This isn’t about dodging restrictions. It’s about recognizing that the playbook for winning customers is evolving—and those who embrace that evolution will come out stronger.

What’s changing?

Under the HPPA, credit bureaus can no longer sell a consumer’s credit file unless the lender meets one of a few narrow conditions:

  • Originated the consumer's current mortgage
  • Service the consumer's current mortgage
  • Obtained clear, documented consent from the consumer
  • As a bank or credit union, maintain an active account for that consumer

There’s even a GAO study on the way, examining how trigger-lead solicitations via text messaging impact consumers—a clear sign regulators are watching the fine line between engagement and harassment.

For lenders who have long relied on trigger leads, this represents a fundamental shift. But for institutions that have invested in building relationships the right way, this is good news.

What this means for lenders

The HPPA shuts the door on spray-and-pray solicitation tactics. But it opens the door wider for lenders who want to compete on trust and relationship strength. Specifically, it creates new opportunities to:

  • Deepen existing customer relationships with proactive, personalized engagement.
  • Capture consent earlier in the journey, before borrowers get lost in a flood of noise.
  • Differentiate in a less crowded, more consumer-friendly marketplace where trust is a true competitive advantage.

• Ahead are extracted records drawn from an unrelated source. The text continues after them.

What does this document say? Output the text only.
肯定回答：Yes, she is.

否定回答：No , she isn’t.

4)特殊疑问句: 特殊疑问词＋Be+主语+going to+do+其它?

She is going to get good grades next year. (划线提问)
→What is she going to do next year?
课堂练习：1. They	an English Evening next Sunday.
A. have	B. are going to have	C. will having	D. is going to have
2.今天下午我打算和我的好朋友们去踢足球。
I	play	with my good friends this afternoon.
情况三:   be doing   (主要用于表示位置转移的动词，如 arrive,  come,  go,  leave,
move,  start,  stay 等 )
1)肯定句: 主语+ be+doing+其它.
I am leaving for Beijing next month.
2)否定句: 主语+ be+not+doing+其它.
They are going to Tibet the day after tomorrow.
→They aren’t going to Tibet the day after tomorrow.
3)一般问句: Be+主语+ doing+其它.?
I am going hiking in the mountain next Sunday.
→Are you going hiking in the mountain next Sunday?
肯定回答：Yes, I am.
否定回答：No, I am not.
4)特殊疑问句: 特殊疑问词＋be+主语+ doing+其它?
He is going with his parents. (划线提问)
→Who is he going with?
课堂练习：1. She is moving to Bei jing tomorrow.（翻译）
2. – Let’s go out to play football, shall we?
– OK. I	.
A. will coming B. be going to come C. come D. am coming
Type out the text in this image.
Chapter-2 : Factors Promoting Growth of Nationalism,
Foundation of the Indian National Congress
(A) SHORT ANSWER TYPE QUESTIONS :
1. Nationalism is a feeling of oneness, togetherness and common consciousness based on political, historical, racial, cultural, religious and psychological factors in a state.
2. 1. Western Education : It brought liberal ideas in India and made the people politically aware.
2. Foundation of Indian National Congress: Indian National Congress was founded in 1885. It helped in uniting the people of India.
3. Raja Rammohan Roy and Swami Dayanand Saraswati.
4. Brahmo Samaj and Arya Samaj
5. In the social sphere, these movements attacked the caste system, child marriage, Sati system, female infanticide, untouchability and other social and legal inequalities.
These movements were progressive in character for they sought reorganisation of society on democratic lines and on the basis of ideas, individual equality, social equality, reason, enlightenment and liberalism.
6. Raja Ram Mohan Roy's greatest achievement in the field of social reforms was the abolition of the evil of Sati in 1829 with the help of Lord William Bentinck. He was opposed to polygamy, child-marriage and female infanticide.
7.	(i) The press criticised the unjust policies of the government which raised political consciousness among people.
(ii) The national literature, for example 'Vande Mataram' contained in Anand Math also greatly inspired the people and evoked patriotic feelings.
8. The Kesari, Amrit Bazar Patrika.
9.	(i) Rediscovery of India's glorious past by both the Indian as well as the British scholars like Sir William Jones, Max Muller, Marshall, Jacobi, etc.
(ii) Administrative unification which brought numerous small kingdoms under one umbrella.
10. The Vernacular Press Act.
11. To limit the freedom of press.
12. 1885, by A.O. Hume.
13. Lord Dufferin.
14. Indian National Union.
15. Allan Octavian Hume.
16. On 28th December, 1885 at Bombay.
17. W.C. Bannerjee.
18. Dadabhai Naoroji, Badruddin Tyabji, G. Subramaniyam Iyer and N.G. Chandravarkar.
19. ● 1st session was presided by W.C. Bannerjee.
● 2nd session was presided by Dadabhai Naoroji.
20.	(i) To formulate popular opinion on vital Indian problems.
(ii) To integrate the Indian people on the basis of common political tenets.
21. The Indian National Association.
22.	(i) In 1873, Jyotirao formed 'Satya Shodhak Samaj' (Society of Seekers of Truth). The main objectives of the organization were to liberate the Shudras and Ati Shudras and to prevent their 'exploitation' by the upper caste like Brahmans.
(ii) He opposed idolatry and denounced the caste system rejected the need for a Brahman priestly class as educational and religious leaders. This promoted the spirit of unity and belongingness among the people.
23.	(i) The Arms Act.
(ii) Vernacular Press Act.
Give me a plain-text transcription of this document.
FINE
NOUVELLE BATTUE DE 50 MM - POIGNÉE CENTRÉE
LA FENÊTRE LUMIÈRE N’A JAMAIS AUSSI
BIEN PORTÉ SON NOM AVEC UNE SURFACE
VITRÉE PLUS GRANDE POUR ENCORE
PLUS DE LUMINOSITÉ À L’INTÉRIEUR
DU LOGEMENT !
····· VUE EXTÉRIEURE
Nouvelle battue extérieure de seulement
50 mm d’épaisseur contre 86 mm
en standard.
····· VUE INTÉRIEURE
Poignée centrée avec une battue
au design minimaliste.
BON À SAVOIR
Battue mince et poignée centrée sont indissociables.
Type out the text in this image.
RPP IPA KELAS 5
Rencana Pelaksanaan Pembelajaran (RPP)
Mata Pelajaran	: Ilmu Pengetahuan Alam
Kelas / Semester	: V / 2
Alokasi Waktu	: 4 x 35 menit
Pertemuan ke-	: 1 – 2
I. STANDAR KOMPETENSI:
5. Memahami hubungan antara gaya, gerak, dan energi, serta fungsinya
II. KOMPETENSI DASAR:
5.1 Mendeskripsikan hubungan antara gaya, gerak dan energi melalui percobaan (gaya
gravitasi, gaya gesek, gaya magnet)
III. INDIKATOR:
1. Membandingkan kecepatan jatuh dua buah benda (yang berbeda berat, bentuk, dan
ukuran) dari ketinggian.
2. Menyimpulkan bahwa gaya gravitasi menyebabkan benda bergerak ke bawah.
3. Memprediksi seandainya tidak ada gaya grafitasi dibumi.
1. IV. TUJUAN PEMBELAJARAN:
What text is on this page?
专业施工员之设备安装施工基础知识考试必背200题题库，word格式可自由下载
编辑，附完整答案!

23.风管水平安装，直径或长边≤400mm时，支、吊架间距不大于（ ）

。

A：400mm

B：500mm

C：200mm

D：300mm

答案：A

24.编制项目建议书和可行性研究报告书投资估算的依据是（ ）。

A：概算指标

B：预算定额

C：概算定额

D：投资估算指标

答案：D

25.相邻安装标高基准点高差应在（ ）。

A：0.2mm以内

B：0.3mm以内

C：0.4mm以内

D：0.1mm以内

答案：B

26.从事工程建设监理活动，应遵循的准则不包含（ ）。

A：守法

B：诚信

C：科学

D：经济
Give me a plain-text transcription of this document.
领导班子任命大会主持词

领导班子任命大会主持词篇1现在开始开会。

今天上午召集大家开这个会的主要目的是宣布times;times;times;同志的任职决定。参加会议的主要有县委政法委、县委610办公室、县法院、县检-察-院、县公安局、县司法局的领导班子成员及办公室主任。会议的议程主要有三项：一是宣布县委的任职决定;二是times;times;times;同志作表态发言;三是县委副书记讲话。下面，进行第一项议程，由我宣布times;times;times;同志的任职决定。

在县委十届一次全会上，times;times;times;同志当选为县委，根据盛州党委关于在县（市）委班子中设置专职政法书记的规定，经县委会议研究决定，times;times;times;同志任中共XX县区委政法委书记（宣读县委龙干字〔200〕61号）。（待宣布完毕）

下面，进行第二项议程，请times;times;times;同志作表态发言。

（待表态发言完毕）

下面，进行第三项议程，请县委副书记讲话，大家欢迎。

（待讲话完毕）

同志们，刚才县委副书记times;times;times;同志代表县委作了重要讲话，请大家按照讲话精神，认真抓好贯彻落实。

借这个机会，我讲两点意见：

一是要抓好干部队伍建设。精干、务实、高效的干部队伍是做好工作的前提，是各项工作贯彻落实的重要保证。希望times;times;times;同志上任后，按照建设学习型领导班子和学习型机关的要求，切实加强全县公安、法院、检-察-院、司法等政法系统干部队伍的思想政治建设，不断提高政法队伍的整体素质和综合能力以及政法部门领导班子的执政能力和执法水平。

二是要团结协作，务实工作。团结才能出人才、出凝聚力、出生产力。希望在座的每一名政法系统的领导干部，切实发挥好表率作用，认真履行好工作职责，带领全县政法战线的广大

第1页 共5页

The lenders who lean in here will win—not because they shouted the loudest, but because they earned the right to stay connected.

Why this isn’t just another regulatory headache

Consumers have been saying it for years: the barrage of calls, texts, and emails after a mortgage application is exhausting. Some borrowers receive 100+ solicitations within 24 hours. That doesn’t build confidence—it erodes it. And we know this is not how our TE customers run their business.

HPPA represents a rare alignment of regulators, consumer advocates, and lenders themselves. It clears away predatory noise, improves the homebuying experience, and rewards lenders who put relationships at the center of their strategy.

As our Founder & CEO Joe Welu often reminds us, “Trust is the currency of modern financial services.” This law is an accelerant for lenders who understand that principle.

How we're going to help you thrive in a post-HPPA world

We’re not sitting on the sidelines waiting to see how this plays out. Our platform was purpose-built to help lenders engage customers in a way that’s personal, compliant, and built to last. Here’s how we’re making sure you’re ready for March 2026:

  • Proactive guidance: Our mortgage and tech experts are already helping lenders adjust monitoring practices, so they stay compliant without losing momentum.
  • Expand Customer Intelligence: We’re finalizing new capabilities to drive increased awareness and enrichment of your relationships, including expanding CI to all three bureaus, and streamlining our credit improvement alert.
  • Investments in consent: Upgraded features coming soon to capture and respect consumer consent in clear, frictionless ways—including through our ecosystem partnerships.

This isn’t a band-aid or a reaction; it’s an evolution of how modern lenders build sustainable engagement to develop customers for life.

Bottom line: this isn’t a roadblock—it’s an opportunity

Every regulatory change comes with friction. But HPPA isn’t just about compliance—it’s about clarity. It’s about stripping away noise and giving lenders who prioritize relationships a stage to shine.

The lenders who thrive in this new environment won’t be the ones chasing trigger leads. They’ll be the ones investing in trusted, personalized engagement—from first touch through every financial milestone.

And that’s exactly what Total Expert was built to help you do: navigate the shifts, build lifelong trust, and continue winning customers for life.